Both physicians are examples of a less obvious advantage the Pierre rural residency program could provide for the state’s rural hospitals. Both Serpan and Campbell said they grew up in small towns, like to hunt and fish and always intended to work in rural areas.
Serpan hails from Dodge City in western Kansas and went to college at Fort Hays State University in Hays, Kansas. She attended medical school at a relatively new satellite campus of the University of Kansas School of Medicine in Salina that was created specifically for students who wanted to work in rural settings. Serpan said rural communities need quality health care and she wants to be part of providing it.
“What really shaped me was own health issues. My pediatrician, when I was younger, found I had congenital scoliosis. I had to have surgery at a young age. And Dodge City is as a rural community and if I hadn’t had a doctor there, who had caught it, they told me I would have been paralyzed by middle school,” Serpan said.
Campbell took a roundabout way into medicine. He graduated from high school in the late 1980s, joined the U.S. Army, became a Ranger, left the Army and started college for business but ended up as a carpenter building houses in a small town in central Michigan. Then, the Great Recession hit in 2008 and the construction business tanked.
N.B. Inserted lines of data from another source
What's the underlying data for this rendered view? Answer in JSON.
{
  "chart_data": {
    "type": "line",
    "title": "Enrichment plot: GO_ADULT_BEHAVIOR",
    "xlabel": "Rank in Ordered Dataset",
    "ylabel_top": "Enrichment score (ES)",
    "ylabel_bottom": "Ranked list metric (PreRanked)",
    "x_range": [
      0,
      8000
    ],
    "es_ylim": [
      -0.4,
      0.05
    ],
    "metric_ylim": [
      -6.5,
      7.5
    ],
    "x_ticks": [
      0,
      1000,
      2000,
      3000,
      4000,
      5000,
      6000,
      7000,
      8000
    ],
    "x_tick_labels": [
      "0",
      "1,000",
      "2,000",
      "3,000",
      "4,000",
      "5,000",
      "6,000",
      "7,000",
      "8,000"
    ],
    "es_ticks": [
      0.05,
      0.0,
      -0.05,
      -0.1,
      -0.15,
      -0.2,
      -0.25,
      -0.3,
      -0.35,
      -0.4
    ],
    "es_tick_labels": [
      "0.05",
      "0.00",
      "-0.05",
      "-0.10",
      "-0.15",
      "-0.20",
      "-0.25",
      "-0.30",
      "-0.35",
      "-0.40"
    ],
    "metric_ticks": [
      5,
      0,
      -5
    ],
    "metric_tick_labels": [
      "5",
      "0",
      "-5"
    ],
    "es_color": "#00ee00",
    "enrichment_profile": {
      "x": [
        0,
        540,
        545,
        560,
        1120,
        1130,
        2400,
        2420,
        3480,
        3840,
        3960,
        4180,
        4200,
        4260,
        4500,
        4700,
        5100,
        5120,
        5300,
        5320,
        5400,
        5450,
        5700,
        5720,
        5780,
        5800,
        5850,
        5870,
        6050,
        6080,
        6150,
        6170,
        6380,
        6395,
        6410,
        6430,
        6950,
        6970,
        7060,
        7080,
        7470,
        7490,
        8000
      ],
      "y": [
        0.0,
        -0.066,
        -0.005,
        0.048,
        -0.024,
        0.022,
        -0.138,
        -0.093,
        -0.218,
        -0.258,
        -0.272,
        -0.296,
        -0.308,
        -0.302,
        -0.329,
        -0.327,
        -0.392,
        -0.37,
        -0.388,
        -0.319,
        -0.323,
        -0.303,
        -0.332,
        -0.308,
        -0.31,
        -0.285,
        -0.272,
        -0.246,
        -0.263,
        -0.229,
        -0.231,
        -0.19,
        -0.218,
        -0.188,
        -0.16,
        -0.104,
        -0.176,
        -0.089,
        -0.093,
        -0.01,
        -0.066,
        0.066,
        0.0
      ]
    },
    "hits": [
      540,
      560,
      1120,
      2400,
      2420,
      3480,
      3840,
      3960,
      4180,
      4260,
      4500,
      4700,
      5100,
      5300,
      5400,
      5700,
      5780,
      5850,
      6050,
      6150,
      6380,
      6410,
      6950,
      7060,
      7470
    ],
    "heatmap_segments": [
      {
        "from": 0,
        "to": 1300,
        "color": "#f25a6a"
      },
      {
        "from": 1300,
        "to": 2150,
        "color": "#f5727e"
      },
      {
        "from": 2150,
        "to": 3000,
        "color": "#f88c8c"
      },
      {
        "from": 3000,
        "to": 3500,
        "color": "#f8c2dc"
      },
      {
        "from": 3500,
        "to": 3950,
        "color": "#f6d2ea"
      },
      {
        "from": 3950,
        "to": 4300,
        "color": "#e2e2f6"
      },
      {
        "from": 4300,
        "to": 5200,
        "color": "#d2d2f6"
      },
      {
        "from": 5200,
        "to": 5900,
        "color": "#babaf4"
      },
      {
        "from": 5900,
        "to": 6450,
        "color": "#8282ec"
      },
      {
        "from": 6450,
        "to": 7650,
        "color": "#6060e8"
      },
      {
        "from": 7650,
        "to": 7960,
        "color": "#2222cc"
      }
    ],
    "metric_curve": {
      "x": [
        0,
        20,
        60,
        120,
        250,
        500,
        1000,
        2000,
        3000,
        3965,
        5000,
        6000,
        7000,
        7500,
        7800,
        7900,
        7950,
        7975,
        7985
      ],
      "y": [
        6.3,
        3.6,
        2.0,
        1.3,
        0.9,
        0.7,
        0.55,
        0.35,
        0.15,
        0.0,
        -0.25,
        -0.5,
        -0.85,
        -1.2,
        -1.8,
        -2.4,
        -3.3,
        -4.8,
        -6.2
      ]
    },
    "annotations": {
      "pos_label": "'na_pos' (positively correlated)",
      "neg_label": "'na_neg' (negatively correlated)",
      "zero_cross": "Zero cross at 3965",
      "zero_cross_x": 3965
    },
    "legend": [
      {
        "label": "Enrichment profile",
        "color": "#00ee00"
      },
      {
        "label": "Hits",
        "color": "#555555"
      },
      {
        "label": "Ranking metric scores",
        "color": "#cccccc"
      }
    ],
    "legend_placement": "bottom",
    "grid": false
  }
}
Eventually, Campbell found his way into medical school in Chicago. City life, he said, was not for him. When it came time to look for a residency program in 2017, the Pierre program stood out because it was in a relatively small community and because it was new.
“I was able to make history without really trying,” Campbell said.
Campbell said he’s already signed up with Sanford Health to work in Wahpeton, North Dakota, a town of about 7,800 people on the state’s border with Minnesota, once he finishes his residency training.